Question

on two examinations, you have grades of 89 and 87. there is an optional final examination, which counts as one grade. you decide to take the final in order to get a course grade of a, meaning a final average of at least 90. a. what must you get on the final to earn an a in the course? b. by taking the final, if you do poorly, you might risk the b that you have in the course based on the first two exam grades. if your final average is less than 80, you will lose your b in the course. describe the grades on the final that will cause this to happen. a. you must get at least a . b. you will lose your grade if you get less than a .

Explanation:

Step1: Set up the average - grade formula for part a

Let the grade on the final be $x$. The average of the three grades (two previous grades and the final) is $\frac{89 + 87+x}{3}$. To get an A, the average must be at least 90. So we set up the inequality $\frac{89 + 87+x}{3}\geq90$.

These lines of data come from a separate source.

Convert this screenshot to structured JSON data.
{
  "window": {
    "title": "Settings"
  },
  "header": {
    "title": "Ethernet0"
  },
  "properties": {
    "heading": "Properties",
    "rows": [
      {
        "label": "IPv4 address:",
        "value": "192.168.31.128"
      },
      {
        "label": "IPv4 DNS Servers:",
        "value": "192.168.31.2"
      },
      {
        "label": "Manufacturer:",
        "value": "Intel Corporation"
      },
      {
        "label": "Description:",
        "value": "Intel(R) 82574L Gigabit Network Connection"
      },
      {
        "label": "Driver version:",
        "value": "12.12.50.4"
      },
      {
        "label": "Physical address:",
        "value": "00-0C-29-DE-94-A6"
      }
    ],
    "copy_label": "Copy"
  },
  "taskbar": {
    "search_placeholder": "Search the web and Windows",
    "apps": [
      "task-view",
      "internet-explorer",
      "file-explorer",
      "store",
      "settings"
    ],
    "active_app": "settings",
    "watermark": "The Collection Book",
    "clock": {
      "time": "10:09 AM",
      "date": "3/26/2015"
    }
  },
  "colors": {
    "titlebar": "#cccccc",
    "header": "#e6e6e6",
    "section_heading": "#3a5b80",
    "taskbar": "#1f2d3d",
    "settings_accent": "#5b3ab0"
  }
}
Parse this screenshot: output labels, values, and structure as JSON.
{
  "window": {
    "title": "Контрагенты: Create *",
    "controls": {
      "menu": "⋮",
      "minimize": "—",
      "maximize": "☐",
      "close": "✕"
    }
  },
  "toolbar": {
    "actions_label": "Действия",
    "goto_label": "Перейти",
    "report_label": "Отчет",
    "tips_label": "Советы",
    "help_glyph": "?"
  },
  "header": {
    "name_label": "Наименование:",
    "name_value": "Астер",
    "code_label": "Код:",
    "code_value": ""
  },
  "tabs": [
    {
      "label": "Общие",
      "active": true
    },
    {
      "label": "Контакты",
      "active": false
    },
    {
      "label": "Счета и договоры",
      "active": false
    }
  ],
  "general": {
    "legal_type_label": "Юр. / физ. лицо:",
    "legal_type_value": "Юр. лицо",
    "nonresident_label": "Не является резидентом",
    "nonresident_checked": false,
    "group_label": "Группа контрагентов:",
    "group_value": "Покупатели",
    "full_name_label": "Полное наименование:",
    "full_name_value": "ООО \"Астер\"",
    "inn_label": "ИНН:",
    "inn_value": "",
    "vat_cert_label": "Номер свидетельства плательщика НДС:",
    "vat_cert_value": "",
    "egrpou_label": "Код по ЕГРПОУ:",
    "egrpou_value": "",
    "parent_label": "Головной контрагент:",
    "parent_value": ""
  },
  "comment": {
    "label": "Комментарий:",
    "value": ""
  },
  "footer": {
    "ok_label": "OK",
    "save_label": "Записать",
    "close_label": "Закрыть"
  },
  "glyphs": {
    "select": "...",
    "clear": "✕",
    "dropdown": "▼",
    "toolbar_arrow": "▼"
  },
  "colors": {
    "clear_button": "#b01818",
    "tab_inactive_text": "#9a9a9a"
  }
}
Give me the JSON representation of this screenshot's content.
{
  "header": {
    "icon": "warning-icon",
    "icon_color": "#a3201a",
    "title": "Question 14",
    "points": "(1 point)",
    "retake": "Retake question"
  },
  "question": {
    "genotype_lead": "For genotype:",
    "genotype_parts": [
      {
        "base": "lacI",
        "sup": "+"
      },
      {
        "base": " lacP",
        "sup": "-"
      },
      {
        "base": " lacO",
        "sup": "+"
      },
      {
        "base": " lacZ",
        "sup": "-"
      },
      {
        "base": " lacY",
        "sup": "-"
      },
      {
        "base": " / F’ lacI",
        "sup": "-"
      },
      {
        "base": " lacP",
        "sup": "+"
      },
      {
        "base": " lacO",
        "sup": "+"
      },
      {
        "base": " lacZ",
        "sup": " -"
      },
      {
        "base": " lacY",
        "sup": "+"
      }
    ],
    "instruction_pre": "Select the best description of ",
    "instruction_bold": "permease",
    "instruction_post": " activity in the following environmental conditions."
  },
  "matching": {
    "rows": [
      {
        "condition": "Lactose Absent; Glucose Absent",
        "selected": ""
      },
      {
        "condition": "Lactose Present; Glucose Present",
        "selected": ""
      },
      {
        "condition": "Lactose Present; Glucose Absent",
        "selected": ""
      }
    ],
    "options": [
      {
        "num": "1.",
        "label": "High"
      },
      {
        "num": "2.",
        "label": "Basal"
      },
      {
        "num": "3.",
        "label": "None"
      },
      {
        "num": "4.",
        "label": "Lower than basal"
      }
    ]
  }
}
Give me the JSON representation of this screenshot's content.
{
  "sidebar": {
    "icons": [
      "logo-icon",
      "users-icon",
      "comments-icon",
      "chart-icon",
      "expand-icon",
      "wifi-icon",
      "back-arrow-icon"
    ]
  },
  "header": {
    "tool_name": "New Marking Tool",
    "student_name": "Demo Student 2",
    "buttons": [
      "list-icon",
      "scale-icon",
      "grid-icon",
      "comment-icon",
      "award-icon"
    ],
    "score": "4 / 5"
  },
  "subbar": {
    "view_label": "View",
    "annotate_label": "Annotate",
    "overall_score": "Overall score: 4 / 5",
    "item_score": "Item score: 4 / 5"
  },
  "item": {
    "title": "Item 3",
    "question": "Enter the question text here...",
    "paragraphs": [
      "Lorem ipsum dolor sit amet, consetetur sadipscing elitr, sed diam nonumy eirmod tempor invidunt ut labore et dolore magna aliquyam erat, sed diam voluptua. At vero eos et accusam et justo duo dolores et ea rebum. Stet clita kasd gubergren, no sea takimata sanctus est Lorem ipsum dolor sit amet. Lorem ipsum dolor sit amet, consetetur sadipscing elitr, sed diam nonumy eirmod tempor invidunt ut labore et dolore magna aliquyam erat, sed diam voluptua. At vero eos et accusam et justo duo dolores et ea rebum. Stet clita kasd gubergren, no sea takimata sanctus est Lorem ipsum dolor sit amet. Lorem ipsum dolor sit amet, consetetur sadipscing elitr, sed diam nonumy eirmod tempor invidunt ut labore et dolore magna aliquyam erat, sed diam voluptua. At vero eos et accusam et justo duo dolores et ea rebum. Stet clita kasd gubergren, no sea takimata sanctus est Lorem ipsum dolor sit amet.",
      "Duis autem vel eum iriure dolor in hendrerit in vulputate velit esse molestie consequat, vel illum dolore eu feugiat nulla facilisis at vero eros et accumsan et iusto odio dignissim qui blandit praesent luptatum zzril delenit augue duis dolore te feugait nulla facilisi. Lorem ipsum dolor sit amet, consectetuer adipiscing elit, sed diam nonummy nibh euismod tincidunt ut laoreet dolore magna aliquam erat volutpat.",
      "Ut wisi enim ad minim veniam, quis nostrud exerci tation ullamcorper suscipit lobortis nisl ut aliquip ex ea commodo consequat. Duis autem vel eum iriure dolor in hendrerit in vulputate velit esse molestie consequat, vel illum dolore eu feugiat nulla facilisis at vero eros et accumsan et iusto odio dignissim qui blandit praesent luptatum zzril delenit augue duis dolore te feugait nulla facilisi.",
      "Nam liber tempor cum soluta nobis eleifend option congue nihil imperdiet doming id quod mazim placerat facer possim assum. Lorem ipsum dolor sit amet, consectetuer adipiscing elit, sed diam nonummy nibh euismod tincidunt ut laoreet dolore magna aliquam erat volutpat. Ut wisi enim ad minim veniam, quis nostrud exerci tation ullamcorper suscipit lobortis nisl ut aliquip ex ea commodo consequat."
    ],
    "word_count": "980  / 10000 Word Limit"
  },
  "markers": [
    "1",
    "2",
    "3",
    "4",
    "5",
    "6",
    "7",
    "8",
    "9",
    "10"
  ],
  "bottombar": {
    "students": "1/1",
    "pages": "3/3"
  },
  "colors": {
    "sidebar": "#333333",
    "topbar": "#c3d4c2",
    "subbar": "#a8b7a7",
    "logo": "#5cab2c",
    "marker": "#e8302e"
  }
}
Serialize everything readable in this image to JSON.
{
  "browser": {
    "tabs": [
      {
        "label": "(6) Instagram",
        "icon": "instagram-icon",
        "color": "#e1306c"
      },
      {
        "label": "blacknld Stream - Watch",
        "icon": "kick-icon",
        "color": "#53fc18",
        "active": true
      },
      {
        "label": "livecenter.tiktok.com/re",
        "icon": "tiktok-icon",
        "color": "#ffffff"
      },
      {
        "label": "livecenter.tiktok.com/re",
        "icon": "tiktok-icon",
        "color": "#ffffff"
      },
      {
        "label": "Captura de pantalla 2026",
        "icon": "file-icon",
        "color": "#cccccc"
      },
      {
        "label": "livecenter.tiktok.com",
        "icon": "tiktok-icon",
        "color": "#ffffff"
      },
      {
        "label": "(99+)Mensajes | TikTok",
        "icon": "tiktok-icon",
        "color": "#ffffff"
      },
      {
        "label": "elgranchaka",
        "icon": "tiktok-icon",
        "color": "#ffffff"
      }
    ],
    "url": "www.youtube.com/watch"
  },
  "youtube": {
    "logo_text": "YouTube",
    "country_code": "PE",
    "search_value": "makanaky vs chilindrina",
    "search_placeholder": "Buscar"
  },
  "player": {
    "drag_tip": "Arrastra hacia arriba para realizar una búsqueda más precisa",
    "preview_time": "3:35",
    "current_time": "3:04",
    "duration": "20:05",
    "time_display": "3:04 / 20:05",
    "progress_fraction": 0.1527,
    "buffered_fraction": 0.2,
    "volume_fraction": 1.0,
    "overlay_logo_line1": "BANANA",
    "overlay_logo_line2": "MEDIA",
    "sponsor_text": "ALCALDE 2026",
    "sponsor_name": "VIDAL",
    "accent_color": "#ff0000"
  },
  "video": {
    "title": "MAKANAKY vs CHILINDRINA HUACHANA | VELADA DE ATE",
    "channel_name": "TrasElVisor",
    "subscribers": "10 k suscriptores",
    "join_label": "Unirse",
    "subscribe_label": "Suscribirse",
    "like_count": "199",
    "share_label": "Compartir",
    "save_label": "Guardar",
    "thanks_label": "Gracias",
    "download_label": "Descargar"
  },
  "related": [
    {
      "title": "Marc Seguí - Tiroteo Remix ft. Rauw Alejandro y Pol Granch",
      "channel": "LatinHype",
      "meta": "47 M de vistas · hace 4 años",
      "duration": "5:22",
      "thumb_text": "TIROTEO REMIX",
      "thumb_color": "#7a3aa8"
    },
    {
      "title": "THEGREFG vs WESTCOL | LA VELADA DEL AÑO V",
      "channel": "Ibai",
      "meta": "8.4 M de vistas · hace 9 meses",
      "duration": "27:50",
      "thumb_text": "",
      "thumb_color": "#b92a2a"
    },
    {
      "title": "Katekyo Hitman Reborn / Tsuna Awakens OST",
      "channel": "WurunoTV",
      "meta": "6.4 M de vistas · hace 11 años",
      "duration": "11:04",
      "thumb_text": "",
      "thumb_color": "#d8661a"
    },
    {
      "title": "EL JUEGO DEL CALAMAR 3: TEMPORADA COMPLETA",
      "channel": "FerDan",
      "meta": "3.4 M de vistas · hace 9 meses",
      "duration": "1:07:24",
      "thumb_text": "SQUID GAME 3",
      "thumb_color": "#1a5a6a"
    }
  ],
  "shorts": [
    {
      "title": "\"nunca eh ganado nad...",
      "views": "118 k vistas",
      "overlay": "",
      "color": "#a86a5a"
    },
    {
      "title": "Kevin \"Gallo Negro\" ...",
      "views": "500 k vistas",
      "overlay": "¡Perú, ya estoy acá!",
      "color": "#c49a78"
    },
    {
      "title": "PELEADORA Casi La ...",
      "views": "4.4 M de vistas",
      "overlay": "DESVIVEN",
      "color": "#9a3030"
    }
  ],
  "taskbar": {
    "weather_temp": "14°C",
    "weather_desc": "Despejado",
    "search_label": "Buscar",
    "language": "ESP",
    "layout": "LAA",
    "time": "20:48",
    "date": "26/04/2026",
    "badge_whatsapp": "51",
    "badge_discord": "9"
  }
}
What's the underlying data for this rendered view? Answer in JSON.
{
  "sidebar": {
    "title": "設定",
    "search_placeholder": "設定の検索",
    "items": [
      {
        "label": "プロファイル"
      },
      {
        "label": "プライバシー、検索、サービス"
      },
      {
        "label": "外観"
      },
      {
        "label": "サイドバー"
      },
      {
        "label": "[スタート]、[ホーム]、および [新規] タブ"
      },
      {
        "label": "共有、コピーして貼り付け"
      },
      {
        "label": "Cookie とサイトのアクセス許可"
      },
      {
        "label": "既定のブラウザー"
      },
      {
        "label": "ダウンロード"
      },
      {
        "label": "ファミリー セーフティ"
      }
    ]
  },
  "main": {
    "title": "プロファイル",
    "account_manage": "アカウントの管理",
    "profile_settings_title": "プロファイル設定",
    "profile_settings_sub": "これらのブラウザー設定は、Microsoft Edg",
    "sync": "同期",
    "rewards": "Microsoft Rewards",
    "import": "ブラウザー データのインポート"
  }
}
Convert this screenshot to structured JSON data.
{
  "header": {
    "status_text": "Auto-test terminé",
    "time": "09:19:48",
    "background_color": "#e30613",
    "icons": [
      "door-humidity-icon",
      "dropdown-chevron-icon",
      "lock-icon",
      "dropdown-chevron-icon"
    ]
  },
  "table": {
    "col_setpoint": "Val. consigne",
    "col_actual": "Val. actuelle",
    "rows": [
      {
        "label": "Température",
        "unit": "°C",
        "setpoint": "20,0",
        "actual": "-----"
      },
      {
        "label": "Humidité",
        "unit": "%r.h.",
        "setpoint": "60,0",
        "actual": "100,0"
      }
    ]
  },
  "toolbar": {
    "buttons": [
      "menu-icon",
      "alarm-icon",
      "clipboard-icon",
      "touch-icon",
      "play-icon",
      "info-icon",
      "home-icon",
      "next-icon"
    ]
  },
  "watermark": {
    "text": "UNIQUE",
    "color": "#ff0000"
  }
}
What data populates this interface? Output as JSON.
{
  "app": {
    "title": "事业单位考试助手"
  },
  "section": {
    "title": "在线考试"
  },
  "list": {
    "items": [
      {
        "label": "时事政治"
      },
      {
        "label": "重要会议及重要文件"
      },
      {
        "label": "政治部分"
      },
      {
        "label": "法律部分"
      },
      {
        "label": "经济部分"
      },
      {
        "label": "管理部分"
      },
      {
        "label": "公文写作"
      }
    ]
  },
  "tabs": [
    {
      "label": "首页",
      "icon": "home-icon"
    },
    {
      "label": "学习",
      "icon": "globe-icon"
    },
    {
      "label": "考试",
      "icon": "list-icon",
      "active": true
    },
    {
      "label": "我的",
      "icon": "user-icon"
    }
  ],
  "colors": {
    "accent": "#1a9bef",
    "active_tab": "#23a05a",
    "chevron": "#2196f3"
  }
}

Step2: Solve the inequality for part a

First, simplify the numerator: $89 + 87=176$. The inequality becomes $\frac{176 + x}{3}\geq90$. Multiply both sides by 3: $176+x\geq270$. Then subtract 176 from both sides: $x\geq270 - 176=94$.

Step3: Set up the average - grade formula for part b

To lose the B, the average $\frac{89 + 87+x}{3}<80$.

Step4: Solve the inequality for part b

Simplify the numerator: $89 + 87 = 176$. The inequality is $\frac{176+x}{3}<80$. Multiply both sides by 3: $176+x<240$. Subtract 176 from both sides: $x<240 - 176 = 64$.

Answer:

a. 94
b. 64